Kyle, I may be mistaken here, but I don't believe anyone is truly laughing the matter off. There may have been some remarks about second or third parties, but the fact does remain these are the areas which current concerns still lay. -- Robert Miller (arch3angel) On 6/24/12 1:02 AM, Kyle Creyts wrote:
I would suggest that multiple models be pursued (since each appears to have a champion) and that the market/drafting process will resolve the issue of which is better (which is okay by me: widespread adoption of any of the proposed models would advance the state of the norm; progress beats the snot out of stagnation in my book)
My earlier replies were reprehensible. This is not a thread that should just be laughed off. Real progress may be occurring here, and at the least, good knowledge and discussion is accumulating in a way which may serve as a resource for the curious or concerned. On Jun 22, 2012 7:25 AM, "Leo Bicknell" <bicknell@ufp.org> wrote:
In a message written on Thu, Jun 21, 2012 at 04:48:47PM -1000, Randy Bush wrote:
there are no trustable third parties With a lot of transactions the second party isn't trustable, and sometimes the first party isn't as well. :)

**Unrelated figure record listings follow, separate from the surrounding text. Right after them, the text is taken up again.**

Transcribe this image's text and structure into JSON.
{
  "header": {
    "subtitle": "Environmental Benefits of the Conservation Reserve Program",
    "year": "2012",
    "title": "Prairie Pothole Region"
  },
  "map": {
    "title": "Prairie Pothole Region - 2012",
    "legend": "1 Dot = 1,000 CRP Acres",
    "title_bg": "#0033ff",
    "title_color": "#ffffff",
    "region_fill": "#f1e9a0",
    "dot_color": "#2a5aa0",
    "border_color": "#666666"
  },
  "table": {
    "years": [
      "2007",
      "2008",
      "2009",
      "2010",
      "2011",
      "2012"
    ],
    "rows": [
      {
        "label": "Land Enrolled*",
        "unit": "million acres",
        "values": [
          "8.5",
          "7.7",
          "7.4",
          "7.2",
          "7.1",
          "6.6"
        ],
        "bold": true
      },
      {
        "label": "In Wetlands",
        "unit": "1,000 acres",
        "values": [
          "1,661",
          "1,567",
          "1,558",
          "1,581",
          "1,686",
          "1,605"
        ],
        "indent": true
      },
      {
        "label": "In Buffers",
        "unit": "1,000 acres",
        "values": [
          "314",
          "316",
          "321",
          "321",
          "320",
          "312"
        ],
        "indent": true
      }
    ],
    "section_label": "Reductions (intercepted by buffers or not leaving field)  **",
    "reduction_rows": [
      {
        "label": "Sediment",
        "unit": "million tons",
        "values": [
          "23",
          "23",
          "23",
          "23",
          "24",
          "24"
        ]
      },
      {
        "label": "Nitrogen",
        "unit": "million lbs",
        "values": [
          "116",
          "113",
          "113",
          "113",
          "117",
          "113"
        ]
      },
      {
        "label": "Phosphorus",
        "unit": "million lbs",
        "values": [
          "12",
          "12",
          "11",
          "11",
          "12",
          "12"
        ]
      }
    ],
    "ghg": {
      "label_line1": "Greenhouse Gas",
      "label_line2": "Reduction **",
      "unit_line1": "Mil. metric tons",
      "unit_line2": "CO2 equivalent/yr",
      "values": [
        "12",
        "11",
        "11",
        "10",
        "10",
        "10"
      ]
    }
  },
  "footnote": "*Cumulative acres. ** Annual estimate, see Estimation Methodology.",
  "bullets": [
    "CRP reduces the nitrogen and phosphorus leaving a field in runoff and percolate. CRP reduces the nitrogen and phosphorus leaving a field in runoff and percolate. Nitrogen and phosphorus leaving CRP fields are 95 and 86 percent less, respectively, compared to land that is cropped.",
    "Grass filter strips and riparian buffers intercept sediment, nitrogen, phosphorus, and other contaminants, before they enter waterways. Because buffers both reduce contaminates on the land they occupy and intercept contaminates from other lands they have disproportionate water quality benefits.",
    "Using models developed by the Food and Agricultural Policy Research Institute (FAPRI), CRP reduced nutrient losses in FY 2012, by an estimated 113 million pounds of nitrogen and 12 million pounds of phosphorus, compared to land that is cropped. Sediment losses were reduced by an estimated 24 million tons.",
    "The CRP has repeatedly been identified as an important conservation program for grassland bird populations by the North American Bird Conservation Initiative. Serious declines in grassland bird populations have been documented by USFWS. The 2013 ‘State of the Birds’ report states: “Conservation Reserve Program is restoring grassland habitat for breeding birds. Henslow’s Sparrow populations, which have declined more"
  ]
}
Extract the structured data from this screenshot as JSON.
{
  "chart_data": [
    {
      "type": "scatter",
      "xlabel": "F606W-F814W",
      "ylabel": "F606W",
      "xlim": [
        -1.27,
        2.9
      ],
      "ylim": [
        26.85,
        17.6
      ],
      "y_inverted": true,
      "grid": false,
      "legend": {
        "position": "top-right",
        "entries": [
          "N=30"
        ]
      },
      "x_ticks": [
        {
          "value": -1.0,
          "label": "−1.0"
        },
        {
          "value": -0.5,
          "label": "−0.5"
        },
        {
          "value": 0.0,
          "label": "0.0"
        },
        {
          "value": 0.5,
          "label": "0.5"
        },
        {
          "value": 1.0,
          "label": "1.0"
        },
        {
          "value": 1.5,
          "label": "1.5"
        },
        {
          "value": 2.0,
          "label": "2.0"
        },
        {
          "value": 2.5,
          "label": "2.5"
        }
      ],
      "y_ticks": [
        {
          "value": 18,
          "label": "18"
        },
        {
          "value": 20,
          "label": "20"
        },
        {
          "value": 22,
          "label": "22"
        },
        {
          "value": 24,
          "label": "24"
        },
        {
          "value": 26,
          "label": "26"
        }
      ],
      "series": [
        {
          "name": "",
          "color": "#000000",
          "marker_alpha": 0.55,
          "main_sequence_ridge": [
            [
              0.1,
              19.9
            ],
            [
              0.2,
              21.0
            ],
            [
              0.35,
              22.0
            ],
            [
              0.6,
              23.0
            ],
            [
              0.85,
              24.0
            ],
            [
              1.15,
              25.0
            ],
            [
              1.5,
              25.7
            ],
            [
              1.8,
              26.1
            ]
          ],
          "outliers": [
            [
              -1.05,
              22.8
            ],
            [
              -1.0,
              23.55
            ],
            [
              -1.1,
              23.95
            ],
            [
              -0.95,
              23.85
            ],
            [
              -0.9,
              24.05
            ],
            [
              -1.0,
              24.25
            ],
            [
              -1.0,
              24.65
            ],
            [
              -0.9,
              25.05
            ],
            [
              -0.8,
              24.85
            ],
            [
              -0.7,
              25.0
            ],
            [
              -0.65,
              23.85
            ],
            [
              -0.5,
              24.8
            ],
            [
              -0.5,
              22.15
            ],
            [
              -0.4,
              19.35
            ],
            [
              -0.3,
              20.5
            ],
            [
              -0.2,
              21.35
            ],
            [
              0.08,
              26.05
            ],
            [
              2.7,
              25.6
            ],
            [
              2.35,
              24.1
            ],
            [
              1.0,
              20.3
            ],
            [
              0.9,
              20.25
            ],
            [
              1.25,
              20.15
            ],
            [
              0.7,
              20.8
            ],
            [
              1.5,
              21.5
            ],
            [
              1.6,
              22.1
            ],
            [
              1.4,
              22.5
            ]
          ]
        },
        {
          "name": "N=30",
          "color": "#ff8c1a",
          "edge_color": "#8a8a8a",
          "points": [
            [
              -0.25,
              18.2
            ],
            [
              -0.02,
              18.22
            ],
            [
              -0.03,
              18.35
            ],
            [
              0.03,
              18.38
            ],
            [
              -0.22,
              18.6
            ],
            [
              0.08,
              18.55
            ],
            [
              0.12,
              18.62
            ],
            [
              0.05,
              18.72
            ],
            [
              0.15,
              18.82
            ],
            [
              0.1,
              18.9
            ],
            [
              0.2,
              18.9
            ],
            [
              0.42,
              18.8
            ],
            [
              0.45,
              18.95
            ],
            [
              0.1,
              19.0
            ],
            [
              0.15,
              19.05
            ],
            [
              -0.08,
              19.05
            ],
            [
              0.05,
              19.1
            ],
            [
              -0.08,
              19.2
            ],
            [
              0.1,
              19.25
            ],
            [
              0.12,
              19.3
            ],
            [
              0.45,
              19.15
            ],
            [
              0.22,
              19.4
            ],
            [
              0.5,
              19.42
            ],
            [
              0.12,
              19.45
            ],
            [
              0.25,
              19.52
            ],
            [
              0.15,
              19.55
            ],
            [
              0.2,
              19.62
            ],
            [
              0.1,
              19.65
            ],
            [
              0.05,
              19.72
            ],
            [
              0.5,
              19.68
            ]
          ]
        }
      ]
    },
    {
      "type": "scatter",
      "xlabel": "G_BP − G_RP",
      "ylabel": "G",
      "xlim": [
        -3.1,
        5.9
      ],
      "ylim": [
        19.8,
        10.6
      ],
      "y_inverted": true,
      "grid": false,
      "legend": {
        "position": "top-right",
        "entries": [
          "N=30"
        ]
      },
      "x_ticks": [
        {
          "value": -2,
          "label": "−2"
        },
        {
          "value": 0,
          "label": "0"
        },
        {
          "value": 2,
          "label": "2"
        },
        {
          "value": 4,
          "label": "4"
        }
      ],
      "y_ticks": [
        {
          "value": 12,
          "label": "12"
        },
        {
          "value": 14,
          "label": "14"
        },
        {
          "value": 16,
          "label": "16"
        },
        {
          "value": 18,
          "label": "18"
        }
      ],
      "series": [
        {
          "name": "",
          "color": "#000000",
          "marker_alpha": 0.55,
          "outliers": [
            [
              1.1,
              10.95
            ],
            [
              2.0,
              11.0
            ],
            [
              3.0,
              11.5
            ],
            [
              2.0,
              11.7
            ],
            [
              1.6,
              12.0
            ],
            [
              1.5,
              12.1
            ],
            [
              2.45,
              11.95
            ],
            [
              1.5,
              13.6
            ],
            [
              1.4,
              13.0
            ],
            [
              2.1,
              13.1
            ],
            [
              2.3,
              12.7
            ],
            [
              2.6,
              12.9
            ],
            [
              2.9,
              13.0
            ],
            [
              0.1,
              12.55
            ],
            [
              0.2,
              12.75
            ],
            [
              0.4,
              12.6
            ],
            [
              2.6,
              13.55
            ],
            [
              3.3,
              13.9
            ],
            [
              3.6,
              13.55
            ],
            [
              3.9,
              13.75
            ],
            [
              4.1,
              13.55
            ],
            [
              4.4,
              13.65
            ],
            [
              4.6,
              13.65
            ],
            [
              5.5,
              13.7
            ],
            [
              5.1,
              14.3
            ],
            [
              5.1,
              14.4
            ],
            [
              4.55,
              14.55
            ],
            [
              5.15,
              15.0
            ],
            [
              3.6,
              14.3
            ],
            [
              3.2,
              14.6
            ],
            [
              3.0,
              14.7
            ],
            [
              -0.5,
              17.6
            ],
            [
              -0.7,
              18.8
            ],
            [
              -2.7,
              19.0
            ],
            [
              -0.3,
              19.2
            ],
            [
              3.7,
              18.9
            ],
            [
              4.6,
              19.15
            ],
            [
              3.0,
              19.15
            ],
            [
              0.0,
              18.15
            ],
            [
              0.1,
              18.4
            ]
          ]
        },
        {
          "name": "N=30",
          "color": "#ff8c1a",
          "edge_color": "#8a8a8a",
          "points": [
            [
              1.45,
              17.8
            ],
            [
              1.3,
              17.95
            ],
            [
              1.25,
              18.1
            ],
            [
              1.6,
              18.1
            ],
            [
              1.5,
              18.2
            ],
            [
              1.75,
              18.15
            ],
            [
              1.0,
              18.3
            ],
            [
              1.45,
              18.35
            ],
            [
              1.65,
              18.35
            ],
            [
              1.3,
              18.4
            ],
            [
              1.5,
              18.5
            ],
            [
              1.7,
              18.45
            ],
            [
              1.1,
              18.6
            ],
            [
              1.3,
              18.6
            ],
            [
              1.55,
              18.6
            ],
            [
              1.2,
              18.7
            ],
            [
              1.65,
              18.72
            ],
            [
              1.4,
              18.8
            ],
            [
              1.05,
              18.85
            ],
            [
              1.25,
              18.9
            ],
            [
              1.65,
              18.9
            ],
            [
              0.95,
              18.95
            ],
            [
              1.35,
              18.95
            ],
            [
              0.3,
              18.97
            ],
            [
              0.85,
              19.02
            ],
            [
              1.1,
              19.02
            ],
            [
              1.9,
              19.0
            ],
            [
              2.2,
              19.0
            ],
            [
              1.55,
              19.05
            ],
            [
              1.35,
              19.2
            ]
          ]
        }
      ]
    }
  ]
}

In a message written on Thu, Jun 21, 2012 at 10:53:18PM -0400, Christopher Morrow wrote:
note that yubico has models of auth that include: 1) using a third party 2) making your own party 3) HOTP on token 4) NFC
they are a good company, trying to do the right thing(s)... They also don't necessarily want you to be stuck in the 'get your answer from another' Requirements of hardware or a third party are fine for the corporate world, or sites that make enough money or have enough risk to invest in security, like a bank.
Requiring hardware for a site like Facebook or Twitter is right out. Does not scale, can't ship to the guy in Pakistan or McMurdo who wants to sign up. Trusting a third party becomes too expensive, and too big of a business risk.
There are levels of security here. I don't expect Facebook to take the same security steps as my bank to move my money around. One size does not fit all. Making it so a hacker can't get 10 million login credentials at once is a quantum leap forward even if doing so doesn't improve security in any other way.
The perfect is the enemy of the good.